Of the 384 SNPs evaluated in this study, 371 (96.61 %) presented successful amplification with a call rate ranging from 0.6198 to 0.9917 and GenTrain ≥0.2620, as provided by Genome Studio (Ritchie et al. 2011); while 363 SNPs (94.53 %) were polymorphic and eight (2.08 %) were monomorphic considering the 95 common bean genotypes. Of the 13 SNPs excluded from analyses, three had amplification failure and 10 did not have well-defined clusters. An analysis of the genotypes grouped by gene pool showed 264 (68.75 %) polymorphic SNPs within the Andean group and 302 (78.64 %) in the Mesoamerican group. With the greatest allele frequency estimated at 0.728, the mean H E calculated was 0.384 ± 0.004, ranging from 0.093 (EMBRA_1.0_Pv01_49615062_A_G) to 0.506 (EMBRA_1.0_Pv01_6538061_A_G and EMBRA_1.0_Pv05_5947407_T_C). The average estimates of H E for the Brazilian germplasm (n = 81) was 0.372 and significantly different (p ≤ 0.05) from the overall value (n = 95; H E = 0.384). For the Andean gene pool (n = 21), the H E value was estimated at 0.161, while for the Mesoamerican gene pool (n = 74), it was 0.156. Considering only the cultivated/breeding lines (n = 47), the total H E was 0.316 for the Brazilian (Andean n = 7, H E = 0.139 and Meso n = 40, H E = 0.135) and significantly lower (p ≤ 0.05) than the abroad accessions (n = 12; H E = 0.438). Considering only the Brazilian landraces (n = 34), the total H E was 0.428 (Andean n = 11, H E = 0.195 and Meso n = 23, H E = 0.130). With regard to the H O and F IS indices, the values were estimated at 0.009 ± 0.001 and 0.976 ± 0.003, respectively, for the entire set of samples (Table 1).

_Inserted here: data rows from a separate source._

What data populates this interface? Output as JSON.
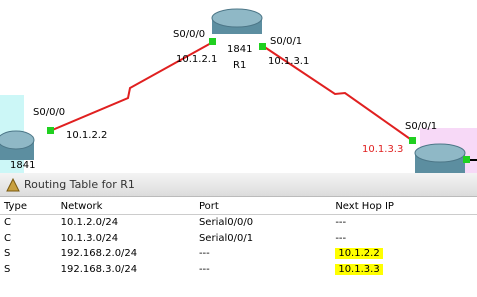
{
  "topology": {
    "routers": [
      {
        "model": "1841",
        "name": "R1"
      },
      {
        "model": "1841"
      }
    ],
    "labels": {
      "r1_s000": "S0/0/0",
      "r1_s001": "S0/0/1",
      "r1_ip1": "10.1.2.1",
      "r1_ip2": "10.1.3.1",
      "left_s000": "S0/0/0",
      "left_ip": "10.1.2.2",
      "right_s001": "S0/0/1",
      "right_ip": "10.1.3.3"
    }
  },
  "window": {
    "title": "Routing Table for R1",
    "table": {
      "headers": [
        "Type",
        "Network",
        "Port",
        "Next Hop IP"
      ],
      "rows": [
        [
          "C",
          "10.1.2.0/24",
          "Serial0/0/0",
          "---"
        ],
        [
          "C",
          "10.1.3.0/24",
          "Serial0/0/1",
          "---"
        ],
        [
          "S",
          "192.168.2.0/24",
          "---",
          "10.1.2.2"
        ],
        [
          "S",
          "192.168.3.0/24",
          "---",
          "10.1.3.3"
        ]
      ]
    }
  }
}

Table 1 Descriptive statistics of the 363 SNPs characterized in 95 genotypes of the common bean

Considering the germplasm grouped by origin, of the 363 polymorphic SNPs, a set of 156 differentiated the Andean (57 private alleles) from the Mesoamerican group (99 private alleles) based on the allelic pattern. The power of exclusion estimated was high, reaching 100 % (a set of 131 SNPs differentiate all genotypes). For the 363 SNPs, the combined PI was estimated at 1.6 × 10−123 (Table 1), with individual values ranging from 0.375 to 0.829. The genetic differentiation (F ST) between the Andean and Mesoamerican population was estimated as 0.656 (p < 0.01). A comparative analysis of descriptive statistics performed between the SNPs previously published by Müller et al. (2015) and the data presented in this work for the same set of 88 accessions of common bean (Table 2).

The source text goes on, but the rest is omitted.